さらにはシングル「恋はちょっぴり」B面のネスミス作詞・作曲の「どこかで知った娘」を勝手に「シー・ハングズ・アウト」(ジェフ・バリー提供曲)に差し替えるなどしたため、メンバーが予定通りのシングル盤を独自制作し、記者会見を開くというクーデターを起こした。
カーシュナーが更迭され、タートルズのチップ・ダグラスを共同プロデューサーに迎えてアルバム『灰色の影』が制作され、5月にリリースされた。演奏はメンバーが行ったが下手で、ガレージ・パンク的な雰囲気のアルバムとなった。3枚連続のビルボード1位となったが、売り上げは200万枚とやや落ちた。
当時、「モンキーズはビートルズのパチモン」と音楽関係者から冷ややかに見られていたが、同年のイギリス・ツアー時にビートルズはモンキーズを招いてパーティーを開き、ジョージ・ハリスンは彼らのセルフ・プロデュースへの挑戦を賞賛した。
11月、アルバム『スターコレクター』がリリースされ、4枚連続のビルボード1位、300万枚の売り上げを記録。
1968年
3月、メンバーがマンネリ化にうんざりしていた事もあり、『ザ・モンキーズ・ショー』の放映が終了。
4月にアルバム『小鳥と蜂とモンキーズ』がリリースされたが、初めてチャート1位を逃した。
10月に来日し、日本武道館(東京都)、京都会館(京都市)、大阪フェスティバルホール(大阪市)で公演を行った。
11月に主演映画『ザ・モンキーズ 恋の合言葉HEAD!』(監督:ボブ・ラフェルソン 脚本:ジャック・ニコルソン)が公開されたが、難解な内容だったため興行的には大失敗に終わった。ピーター・トークがグループを脱退。
1969年
2月、未発表曲を集めたアルバム『インスタント・リプレイ』をリリース。ビルボードでは最高32位。

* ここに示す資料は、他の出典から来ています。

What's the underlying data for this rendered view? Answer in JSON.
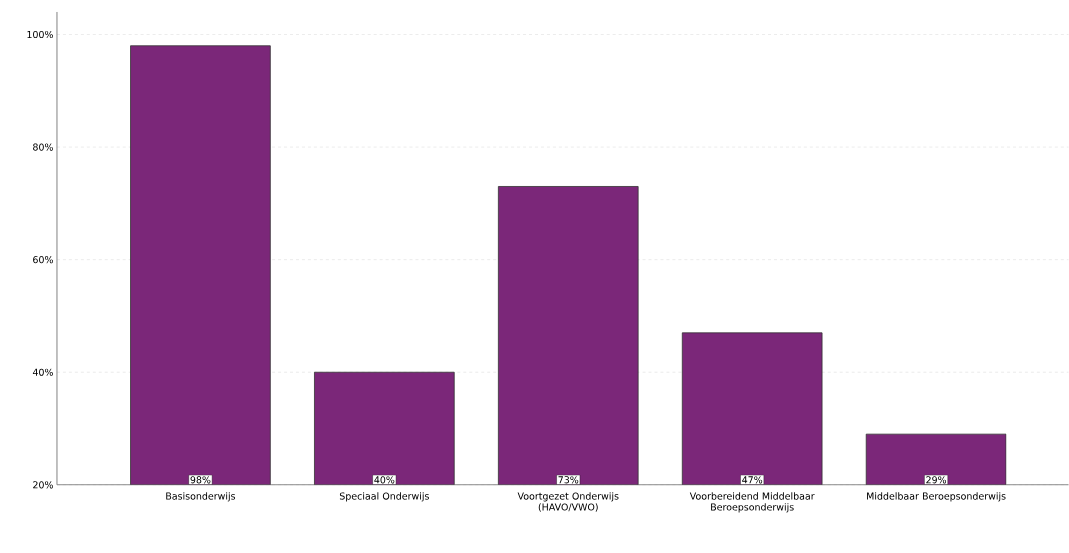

10月、マイク・ネスミスが中心となってカントリー色の強いアルバム『プレゼント』をリリースするが、ビルボードでは最高100位。ネスミスはグループを脱退した。
1970年
6月、レコード会社との契約を履行するためアルバム『チェンジズ』をリリースするがビルボードでは最高152位で、話題にすらならなかった。アルバム発表後にモンキーズは解散した。
1980年
コダックのテレビCMで『デイドリーム・ビリーヴァー』が使用された事から日本でモンキーズのリバイバル・ブームが起き、テレビ東京で『ザ・モンキーズ・ショー』が再放送され、マイク・ネスミスを除くメンバーが来日した。
1986年
MTVで『ザ・モンキーズ・ショー』が再放送された事からアメリカでモンキーズのリバイバル・ブームが起き、ベストアルバム『ゼン・アンド・ナウ…ザ・ベスト・オブ・ザモンキーズ』が発売された。
2012年
2月29日、デイビー・ジョーンズが心臓発作により死去。
2016年
結成50周年記念アルバム『グッド・タイムズ!』が制作された。
2019年
2月21日、ピーター・トークが死去。
2021年
12月10日、マイク・ネスミスが心不全により死去。
余談
デヴィッド・ボウイは「デイビー・ジョーンズ」名義でデビューしたが、モンキーズのデイビー・ジョーンズと名前が被ったので、芸名をデヴィッド・ボウイとした。